Hara Kouki is an interdisciplinary researcher based in Athens, Greece. Trained as a historian, she is working between sociology, geography, and feminist science. Hara’s research focuses on inequalities in the cities: how people experience them, how they form communities to fight against them, and how they create alternatives

Matt researches urban water governance in South Asia, with wider interests in public and private sector reform, non-state water, technology, groundwater, and historical change. He is currently a post-doctoral research fellow working on community-managed water in Northern Pakistan with Aga Khan University (London).

Myrto is currently a post-doctoral researcher interested in the relation between housing practices, the welfare state and the notion of family. His PhD in Urban Studies at the Gran Sasso Science Institute focused on the interconnections of family housing support with gender, sexual orientation, ethnicity and austerity in Athens, Greece during 2017.  Currently, he is based in Malmo University at the Institute of Urban Research investigating disruptive housing trends and platform economy in Sweden and Greece.

Sin Yee is Senior Lecturer in Global Studies at Monash University Malaysia. Her work uses the lens of migration and mobility to understand the circulations of people, capital, and aspirations in and through cities. She is co-editor of Cities and the Super-Rich: Real Estate, Elite Practices and Urban Political Economies (2017, Palgrave Macmillan).

Yimin is Assistant Professor in Urban Planning and Management at Renmin University of China.
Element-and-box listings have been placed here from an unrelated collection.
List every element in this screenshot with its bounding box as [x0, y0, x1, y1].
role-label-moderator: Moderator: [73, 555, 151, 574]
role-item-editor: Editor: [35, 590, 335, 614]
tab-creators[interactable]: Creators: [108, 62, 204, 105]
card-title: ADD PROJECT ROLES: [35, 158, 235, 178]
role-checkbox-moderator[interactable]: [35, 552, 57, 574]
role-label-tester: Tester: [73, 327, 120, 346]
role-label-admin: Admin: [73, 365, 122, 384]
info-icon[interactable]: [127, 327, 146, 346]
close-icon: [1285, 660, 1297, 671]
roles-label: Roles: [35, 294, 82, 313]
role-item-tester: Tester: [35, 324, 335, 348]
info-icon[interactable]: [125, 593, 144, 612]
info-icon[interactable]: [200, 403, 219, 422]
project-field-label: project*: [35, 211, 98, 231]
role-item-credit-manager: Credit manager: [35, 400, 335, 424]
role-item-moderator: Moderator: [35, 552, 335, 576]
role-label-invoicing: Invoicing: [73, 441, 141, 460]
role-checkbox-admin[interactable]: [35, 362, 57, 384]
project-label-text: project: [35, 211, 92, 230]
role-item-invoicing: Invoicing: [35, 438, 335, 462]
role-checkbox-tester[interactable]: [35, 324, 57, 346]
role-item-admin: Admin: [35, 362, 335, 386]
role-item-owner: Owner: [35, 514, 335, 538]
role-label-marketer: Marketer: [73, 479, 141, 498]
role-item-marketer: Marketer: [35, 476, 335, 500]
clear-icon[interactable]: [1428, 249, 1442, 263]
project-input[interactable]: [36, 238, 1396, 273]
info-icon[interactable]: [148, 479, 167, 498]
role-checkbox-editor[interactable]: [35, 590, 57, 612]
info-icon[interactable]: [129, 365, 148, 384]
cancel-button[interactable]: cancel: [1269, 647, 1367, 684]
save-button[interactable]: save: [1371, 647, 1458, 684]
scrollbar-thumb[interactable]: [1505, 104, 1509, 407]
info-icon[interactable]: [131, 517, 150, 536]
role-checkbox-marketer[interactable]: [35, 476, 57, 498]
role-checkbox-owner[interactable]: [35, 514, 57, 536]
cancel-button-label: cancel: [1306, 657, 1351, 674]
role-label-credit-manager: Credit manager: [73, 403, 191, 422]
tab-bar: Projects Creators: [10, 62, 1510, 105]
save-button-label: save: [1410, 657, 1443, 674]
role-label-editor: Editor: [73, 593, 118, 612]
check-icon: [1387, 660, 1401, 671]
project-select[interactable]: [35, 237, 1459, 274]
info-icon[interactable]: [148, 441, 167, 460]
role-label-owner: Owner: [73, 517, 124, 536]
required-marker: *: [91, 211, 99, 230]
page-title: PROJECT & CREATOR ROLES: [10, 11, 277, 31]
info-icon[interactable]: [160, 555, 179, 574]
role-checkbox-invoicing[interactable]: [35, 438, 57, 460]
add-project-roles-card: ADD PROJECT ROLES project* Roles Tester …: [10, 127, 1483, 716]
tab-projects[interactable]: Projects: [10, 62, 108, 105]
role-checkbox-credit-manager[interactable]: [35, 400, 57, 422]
Trained as a Human Geographer (PhD at the LSE, 2017), he uses urban ethnography to understand power relations and state dynamics in the urban process. His current research develops along two lines of inquiry, one focusing on the urban mechanisms of “Global China” (in collaboration with researchers at the LSE and Monash Malaysia) and the other looking into the infrastructural lives of authoritarianism unfolding in Beijing.

Posted Sept 26, 2020. Debbie Humphry.